Artist Profile: Paul Peng

Written by Natia Ser (Summer Fellow, 2023), this article dives into the contagious curiosity of Artist-in-Residence Paul Peng.

Before I recognized Paul Peng as one of Ox-Bow's Artist-in-Residence, I thought the face that had been showing up at every single campus event, always flashing a smile, belonged to a student who had a genuine and intense curiosity for other people's practice. He would show up to Faculty and Visiting Artist lectures, gripping his sketchbook and scribbling notes down as the presentation unfolded, before eagerly raising his hand to direct thoughtful inquiries to the speaker. It was on another night, while passing by him glued to his laptop in the Old Inn, where he engaged me in conversation filled with fervor despite the hour (math and art at 12 a.m.!), that I knew he was as avid of a speaker as he was a listener. This summer marks Paul's return to Ox-Bow since he first took a class here six years ago—which he fondly recalls as the time he wore a smile "all week long." With the same radiant beam, he sets foot on these grounds again, exerting an energy that illuminates through his countenance to warm everyone he meets. When I called it a night, he waved at me enthusiastically with a peace sign. Classic Paul. 

Paul points at his favorite work made during the residency.

The same energy permeates Paul’s art practice. In his Ox-Bow studio, his drawings overflow the walls and his sketchbooks—which he divides between "freak" sketchbooks and "actual" sketchbooks. "But the conditions of these books are the same in terms that there is no pressure in making them," he says as he flips through pages of old and new appearances of his rendition of Dipper from Gravity Falls. Weaving through his illustrations in the space are Risograph prints, collages, and ceramics—it seems that Paul has ventured beyond pencil sketches on paper during his time here.

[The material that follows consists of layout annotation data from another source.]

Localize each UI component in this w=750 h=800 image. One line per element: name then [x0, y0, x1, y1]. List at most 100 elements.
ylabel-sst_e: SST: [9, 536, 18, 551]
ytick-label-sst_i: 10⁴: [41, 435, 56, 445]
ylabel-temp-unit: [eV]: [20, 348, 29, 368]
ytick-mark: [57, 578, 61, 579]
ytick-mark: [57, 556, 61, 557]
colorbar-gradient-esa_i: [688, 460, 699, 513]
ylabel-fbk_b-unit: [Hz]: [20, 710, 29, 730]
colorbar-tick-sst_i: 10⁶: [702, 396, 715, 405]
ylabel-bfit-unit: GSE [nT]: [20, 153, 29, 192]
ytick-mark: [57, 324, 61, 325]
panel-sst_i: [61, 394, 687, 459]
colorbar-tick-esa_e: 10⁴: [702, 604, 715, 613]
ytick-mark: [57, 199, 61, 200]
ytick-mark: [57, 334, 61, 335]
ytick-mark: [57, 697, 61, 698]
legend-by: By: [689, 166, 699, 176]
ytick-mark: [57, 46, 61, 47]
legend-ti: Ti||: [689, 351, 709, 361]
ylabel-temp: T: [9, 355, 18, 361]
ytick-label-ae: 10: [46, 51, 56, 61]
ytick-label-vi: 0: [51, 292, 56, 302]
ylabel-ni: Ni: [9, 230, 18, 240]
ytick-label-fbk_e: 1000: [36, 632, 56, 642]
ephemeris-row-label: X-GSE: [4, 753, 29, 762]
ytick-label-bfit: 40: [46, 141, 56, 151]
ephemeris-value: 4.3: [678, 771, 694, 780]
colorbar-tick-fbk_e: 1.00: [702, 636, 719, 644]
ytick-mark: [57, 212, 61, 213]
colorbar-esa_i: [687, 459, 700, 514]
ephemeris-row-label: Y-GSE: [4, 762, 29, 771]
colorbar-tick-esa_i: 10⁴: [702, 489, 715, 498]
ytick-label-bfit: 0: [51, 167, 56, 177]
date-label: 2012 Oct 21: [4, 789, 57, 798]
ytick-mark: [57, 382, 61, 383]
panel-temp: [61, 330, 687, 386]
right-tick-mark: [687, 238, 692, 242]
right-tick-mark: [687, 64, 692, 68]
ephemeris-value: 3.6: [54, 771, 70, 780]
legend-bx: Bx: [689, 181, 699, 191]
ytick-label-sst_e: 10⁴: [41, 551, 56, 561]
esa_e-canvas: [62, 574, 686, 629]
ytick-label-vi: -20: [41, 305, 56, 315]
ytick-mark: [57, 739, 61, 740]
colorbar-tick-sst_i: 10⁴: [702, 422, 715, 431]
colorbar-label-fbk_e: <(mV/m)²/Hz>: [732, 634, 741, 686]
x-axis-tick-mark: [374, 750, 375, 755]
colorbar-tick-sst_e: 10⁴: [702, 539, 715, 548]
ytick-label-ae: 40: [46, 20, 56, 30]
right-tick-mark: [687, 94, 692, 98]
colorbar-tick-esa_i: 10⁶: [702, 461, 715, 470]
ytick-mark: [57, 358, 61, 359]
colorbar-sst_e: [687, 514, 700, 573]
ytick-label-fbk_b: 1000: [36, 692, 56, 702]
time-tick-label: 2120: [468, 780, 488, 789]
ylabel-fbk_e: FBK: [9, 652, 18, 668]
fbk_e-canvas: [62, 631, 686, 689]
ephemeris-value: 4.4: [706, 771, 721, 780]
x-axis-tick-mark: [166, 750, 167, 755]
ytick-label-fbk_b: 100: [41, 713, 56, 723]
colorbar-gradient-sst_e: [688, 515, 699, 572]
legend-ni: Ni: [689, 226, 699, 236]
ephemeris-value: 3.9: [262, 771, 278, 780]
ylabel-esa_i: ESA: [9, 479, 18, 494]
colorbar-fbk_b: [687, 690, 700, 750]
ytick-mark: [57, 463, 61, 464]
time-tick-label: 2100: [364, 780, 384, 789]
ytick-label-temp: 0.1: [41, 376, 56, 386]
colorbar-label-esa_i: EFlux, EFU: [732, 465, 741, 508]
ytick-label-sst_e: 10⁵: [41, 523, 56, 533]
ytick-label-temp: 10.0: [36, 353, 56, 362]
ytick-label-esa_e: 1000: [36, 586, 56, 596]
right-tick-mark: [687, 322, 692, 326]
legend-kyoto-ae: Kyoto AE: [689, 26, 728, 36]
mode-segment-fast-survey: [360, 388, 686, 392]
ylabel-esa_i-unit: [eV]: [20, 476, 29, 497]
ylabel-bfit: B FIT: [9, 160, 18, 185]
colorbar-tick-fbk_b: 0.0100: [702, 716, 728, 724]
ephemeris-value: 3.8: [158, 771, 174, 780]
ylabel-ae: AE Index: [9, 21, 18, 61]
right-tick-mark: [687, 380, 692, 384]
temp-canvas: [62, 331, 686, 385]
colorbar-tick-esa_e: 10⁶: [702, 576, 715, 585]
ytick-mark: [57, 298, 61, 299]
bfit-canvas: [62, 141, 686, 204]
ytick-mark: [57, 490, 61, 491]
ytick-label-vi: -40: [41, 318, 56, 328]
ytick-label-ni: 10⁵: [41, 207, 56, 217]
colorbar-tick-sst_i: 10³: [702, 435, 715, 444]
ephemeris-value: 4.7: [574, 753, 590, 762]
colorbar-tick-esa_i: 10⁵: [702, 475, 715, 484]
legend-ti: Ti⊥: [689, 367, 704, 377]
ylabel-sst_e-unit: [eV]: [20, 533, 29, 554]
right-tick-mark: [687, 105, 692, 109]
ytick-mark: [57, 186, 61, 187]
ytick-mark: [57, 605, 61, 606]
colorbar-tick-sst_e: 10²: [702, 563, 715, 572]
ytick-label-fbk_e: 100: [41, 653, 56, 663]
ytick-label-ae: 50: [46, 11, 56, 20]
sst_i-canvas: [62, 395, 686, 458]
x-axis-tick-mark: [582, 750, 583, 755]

Paul's favorite work he made during his residency—Dipper reimagined as a Chinese dragon over a magazine cut-out.

Paul has also been dabbling with a new way of mark-making. Covering one of his studio walls are dark, uniformed blobs and strokes that fill up sheets of paper. Bolstered by an interest in religion his whole life and inspired by the tranquil scenery of Ox-Bow that he has been waking up to recently, his latest endeavors involve using Sumi ink to make repetitive marks as a means to study Zen Buddhism. In describing the influences of this meditative practice, Paul recalls one of his favorite Pittsburgh-based artists whose work is informed by the same beliefs, as well as his sister who once commented on how Paul's intuitive, improvisatory approach to his works converges with the Zen Buddhist notion of a beginner's mind. "[Zen Buddhism] really specifically solidified and put language for me and gave me a really wonderful framework for how I wanted to approach my time at Oxbow, which is to just really listen to the surroundings and figure out what I can actually do here. And just reading through the Zen practices, the almost natural conclusion of that line of thought is this practice that's dedicated entirely to not making any discoveries. You're just trying to exist in the most basic sense of that, and the most purest sense of that, and the most expansive sense of that."

After his residency at Ox-Bow, Paul looks forward to returning to Pittsburgh where he will be moving to a new home and, hopefully, turning one of the rooms into a studio.

Influenced by Zen Buddhism, Paul has been experimenting with new ways of mark-making using Sumi ink.

With access to Ox-Bow’s Ceramics Studio, Paul ventured out of his comfort zone to explore other mediums like clay.

Paul attends a faculty lecture at Ox-Bow.

Paul Peng (b. 1994, Allentown, PA; pronounced “Pung”) is a contemporary artist who makes non-representational and cartoon drawings based on what it feels like to be a real person. This feeling comes from his adolescent experience witnessing and participating in an internet-based folk art tradition of sad closeted teens drawing pictures of themselves as anthropomorphic fantasy creatures, anime monster boys, and other cartoons of things that they are not. Paul is currently interested in how his art practice directly extends this tradition: how his work, born from queer teen anguish, exists under conditions where that anguish used to exist but no longer does. Paul graduated from Carnegie Mellon University in 2017 with a BCSA in Computer Science and Art, and has also studied classical drawing at Barnstone Studios in Coplay, PA (2013) and experimental drawing right here at Ox-Bow (2017). Alongside his art practice, Paul is a roller coaster enthusiast, a programming language design hobbyist, and an aspiring long-distance runner and competitive DanceDanceRevolution player. He currently lives and works from Pittsburgh, PA.

Photos by Natia Ser (Summer Fellow, 2023).